CSV to S3 (JSON or Parquet)
Uploading large datasets to AWS S3 can be memory-intensive if you load the whole file. Data-Genie streams data directly to S3 using the AWS SDK's multipart upload capability.
The Strategy
- Use
CSVReaderfor the source. - Use
S3Sinkto manage the S3 connection. - Use
JsonWriterorParquetWriterfor the format.
Implementation (CSV to S3 JSON)
typescript
import { CSVReader, JsonWriter, S3Sink, Job } from '@pujansrt/data-genie';
import { S3Client } from '@aws-sdk/client-s3';
const s3Client = new S3Client({ region: 'us-east-1' });
async function run() {
const reader = new CSVReader('local_data.csv');
// S3Sink streams data directly to the bucket
const sink = new S3Sink(s3Client, 'my-bucket', 'exports/data.json');
const writer = new JsonWriter(sink);
await Job.run(reader, writer);
}
run().catch(console.error);Implementation (CSV to S3 Parquet)
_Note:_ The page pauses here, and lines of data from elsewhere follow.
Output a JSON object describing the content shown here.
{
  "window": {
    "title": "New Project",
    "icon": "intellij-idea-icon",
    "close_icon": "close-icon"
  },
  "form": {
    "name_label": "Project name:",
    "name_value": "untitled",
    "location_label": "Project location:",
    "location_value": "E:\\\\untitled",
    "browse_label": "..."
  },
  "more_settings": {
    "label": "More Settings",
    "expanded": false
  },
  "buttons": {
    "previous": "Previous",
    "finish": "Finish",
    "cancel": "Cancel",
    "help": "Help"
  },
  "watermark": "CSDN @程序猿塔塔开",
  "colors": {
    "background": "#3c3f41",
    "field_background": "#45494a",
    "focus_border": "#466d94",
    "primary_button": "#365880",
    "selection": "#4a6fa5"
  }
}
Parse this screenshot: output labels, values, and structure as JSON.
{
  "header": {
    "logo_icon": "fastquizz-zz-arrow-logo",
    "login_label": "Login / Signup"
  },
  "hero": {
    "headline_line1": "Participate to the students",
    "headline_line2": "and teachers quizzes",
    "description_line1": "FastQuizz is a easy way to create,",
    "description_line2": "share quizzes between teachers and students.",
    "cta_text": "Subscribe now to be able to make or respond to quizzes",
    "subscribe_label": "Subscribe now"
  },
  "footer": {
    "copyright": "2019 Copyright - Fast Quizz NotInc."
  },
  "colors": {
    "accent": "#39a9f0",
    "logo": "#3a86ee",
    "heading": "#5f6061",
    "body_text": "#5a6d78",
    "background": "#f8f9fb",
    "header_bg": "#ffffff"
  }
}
Parquet is a columnar format, making it much more efficient for big data analysis (e.g., in AWS Athena).
typescript
import { CSVReader, ParquetWriter, S3Sink, Job } from '@pujansrt/data-genie';
const writer = new ParquetWriter(new S3Sink(s3Client, 'my-bucket', 'exports/data.parquet'));
// We must define the schema for Parquet
writer.setSchema({
name: { type: 'UTF8' },
age: { type: 'INT64' },
active: { type: 'BOOLEAN' }
});
await Job.run(reader, writer);Key Benefits
- Direct Streaming: No temporary files are created on your local disk.
- Multipart Uploads:
S3Sinkautomatically handles splitting large streams into parts for reliability and performance.